Fußball, Fernglas, Fairer Handel: Eine Reise nach Tansania

von Marcus Wack (August 2013)

Das hat es noch nicht gegeben: Eine komplette Fußball Frauen-Mannschaft reiste nach und durch Tansania, spielte gegen dortige Damen-Teams und engagiert sich auf diesem Wege für eine Stärkung der Frauen in der tansanischen Gesellschaft. Die Route durch das ostafrikanische Land führte die Fußballerinnen des VfL Kellinghusen in die Metropole Daressalam, auf die Gewürzinsel Sansibar, nach Arusha, in verschiedenen Nationalparks wie den Ngorongoro-Krater und an den Kilimanjaro. Dort galt das besondere Augenmerk dem Bau einer Sekundarschule, die der Verein RAFIKI e.V. mit tansanischen Partnern baut und die umfangreich auch von den Kellinghusenerinnen unterstützt wird. Empfangen wurden die Fußballerinnen auch von der Deutschen Botschaft sowie in der ersten Women´s Bank des Kontinents.
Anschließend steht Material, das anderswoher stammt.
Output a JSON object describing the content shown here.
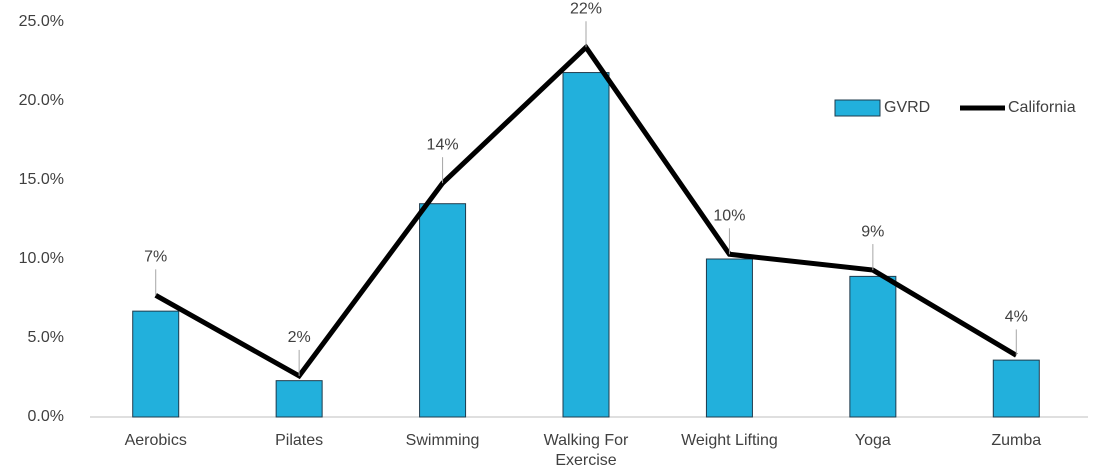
{
  "chart_data": {
    "type": "bar_line",
    "categories": [
      "Aerobics",
      "Pilates",
      "Swimming",
      "Walking For Exercise",
      "Weight Lifting",
      "Yoga",
      "Zumba"
    ],
    "series": [
      {
        "name": "GVRD",
        "type": "bar",
        "color": "#22b0dc",
        "values": [
          6.7,
          2.3,
          13.5,
          21.8,
          10.0,
          8.9,
          3.6
        ],
        "value_labels": [
          "7%",
          "2%",
          "14%",
          "22%",
          "10%",
          "9%",
          "4%"
        ]
      },
      {
        "name": "California",
        "type": "line",
        "color": "#000000",
        "values": [
          7.7,
          2.6,
          14.8,
          23.4,
          10.3,
          9.3,
          3.9
        ]
      }
    ],
    "ylim": [
      0,
      25
    ],
    "yticks": [
      {
        "value": 0,
        "label": "0.0%"
      },
      {
        "value": 5,
        "label": "5.0%"
      },
      {
        "value": 10,
        "label": "10.0%"
      },
      {
        "value": 15,
        "label": "15.0%"
      },
      {
        "value": 20,
        "label": "20.0%"
      },
      {
        "value": 25,
        "label": "25.0%"
      }
    ],
    "grid": false,
    "legend": "right"
  }
}
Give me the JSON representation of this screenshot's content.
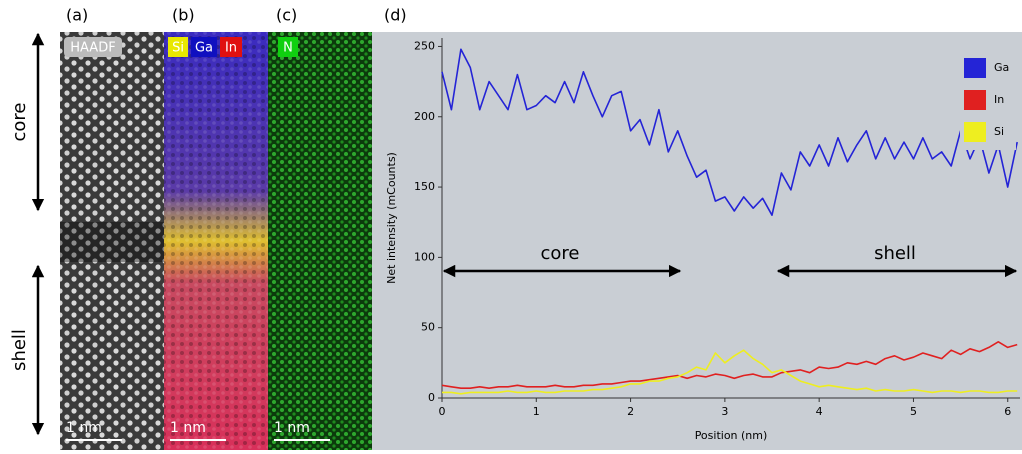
{
  "panels": {
    "labels": [
      "(a)",
      "(b)",
      "(c)",
      "(d)"
    ],
    "haadf": "HAADF",
    "elements_b": [
      "Si",
      "Ga",
      "In"
    ],
    "element_c": "N",
    "scale_bars": [
      "1 nm",
      "1 nm",
      "1 nm"
    ],
    "side_labels": [
      "core",
      "shell"
    ]
  },
  "chart_data": {
    "type": "line",
    "xlabel": "Position (nm)",
    "ylabel": "Net intensity (mCounts)",
    "annotations": [
      "core",
      "shell"
    ],
    "x": [
      0,
      0.1,
      0.2,
      0.3,
      0.4,
      0.5,
      0.6,
      0.7,
      0.8,
      0.9,
      1,
      1.1,
      1.2,
      1.3,
      1.4,
      1.5,
      1.6,
      1.7,
      1.8,
      1.9,
      2,
      2.1,
      2.2,
      2.3,
      2.4,
      2.5,
      2.6,
      2.7,
      2.8,
      2.9,
      3,
      3.1,
      3.2,
      3.3,
      3.4,
      3.5,
      3.6,
      3.7,
      3.8,
      3.9,
      4,
      4.1,
      4.2,
      4.3,
      4.4,
      4.5,
      4.6,
      4.7,
      4.8,
      4.9,
      5,
      5.1,
      5.2,
      5.3,
      5.4,
      5.5,
      5.6,
      5.7,
      5.8,
      5.9,
      6,
      6.1
    ],
    "series": [
      {
        "name": "Ga",
        "color": "#2424d6",
        "values": [
          232,
          205,
          248,
          235,
          205,
          225,
          215,
          205,
          230,
          205,
          208,
          215,
          210,
          225,
          210,
          232,
          215,
          200,
          215,
          218,
          190,
          198,
          180,
          205,
          175,
          190,
          172,
          157,
          162,
          140,
          143,
          133,
          143,
          135,
          142,
          130,
          160,
          148,
          175,
          165,
          180,
          165,
          185,
          168,
          180,
          190,
          170,
          185,
          170,
          182,
          170,
          185,
          170,
          175,
          165,
          190,
          170,
          185,
          160,
          180,
          150,
          182
        ]
      },
      {
        "name": "In",
        "color": "#e02020",
        "values": [
          9,
          8,
          7,
          7,
          8,
          7,
          8,
          8,
          9,
          8,
          8,
          8,
          9,
          8,
          8,
          9,
          9,
          10,
          10,
          11,
          12,
          12,
          13,
          14,
          15,
          16,
          14,
          16,
          15,
          17,
          16,
          14,
          16,
          17,
          15,
          15,
          18,
          19,
          20,
          18,
          22,
          21,
          22,
          25,
          24,
          26,
          24,
          28,
          30,
          27,
          29,
          32,
          30,
          28,
          34,
          31,
          35,
          33,
          36,
          40,
          36,
          38
        ]
      },
      {
        "name": "Si",
        "color": "#eeee20",
        "values": [
          4,
          4,
          3,
          4,
          4,
          4,
          4,
          5,
          4,
          4,
          5,
          4,
          4,
          5,
          5,
          5,
          6,
          6,
          7,
          8,
          10,
          10,
          12,
          12,
          14,
          15,
          18,
          22,
          20,
          32,
          25,
          30,
          34,
          28,
          24,
          18,
          20,
          16,
          12,
          10,
          8,
          9,
          8,
          7,
          6,
          7,
          5,
          6,
          5,
          5,
          6,
          5,
          4,
          5,
          5,
          4,
          5,
          5,
          4,
          4,
          5,
          5
        ]
      }
    ],
    "xlim": [
      0,
      6.13
    ],
    "ylim": [
      0,
      256
    ],
    "xticks": [
      0,
      1,
      2,
      3,
      4,
      5,
      6
    ],
    "yticks": [
      0,
      50,
      100,
      150,
      200,
      250
    ]
  }
}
Finanziert wurde das Vorhaben u.a. von Bingo-Lotto, dem Kirchlichen Entwicklungsdienst, dem Land Schleswig-Holstein. Unterstützung gab es auch von den Firmen Autohaus Hellwig+Fölster GmbH, der BiBeKu GmbH sowie Hummel Sport & Leisure GmbH. Außerdem hat das Team durch zahlreiche Veranstaltungen im vergangenen Jahr einen erheblichen Anteil der Reisekosten zusammen getragen. Die Reiseleitung hatten Oliver Zantow und Marcus Wack vom Verein Rafiki e.V., die bereits zahlreiche Gruppen von u.a. Schulen oder Universitäten durch das Land geführt haben. Von tansanischer Seite hatte der studierte Touristenführer und langjährige Partner der Kellinghusener Aktivitäten am Kilimanjaro Gilbert Towo die Organisation übernommen.

 

Anreise: Wrist - Daressalam

Der Wrister Bahnhof war der Ausgangspunkt für eine zwanzigstündige Anreise über Hamburg, Frankfurt, Addis Abeba nach Daressalam. Zahlreiche Eltern und Freunde aber auch die Norddeutsche Rundschau hatten sich am Bahnhof eingefunden, um die 23köpfige Reisegruppe des VfL Kellinghusen nach Ostafrika zu verabschieden. Außerdem hatten am Morgen noch der NDR und RSH über unseren Trip berichtet.  Jede Spielerin hatte neben dem eigenen Koffer einen zweiten dabei. In diesen zusätzlichen jeweils 25 Kg schweren Gepäckstücken waren zahlreiche Hilfsgüter für Schulen, Kindergärten, Ausbildungswerkstätten, soziale Einrichtungen und Sportvereine verpackt.

Teil 1: Daressalam

Erste Station unserer Reise war mit Daressalam die ehemaligen Hauptstadt und noch immer größten Stadt Tansanias.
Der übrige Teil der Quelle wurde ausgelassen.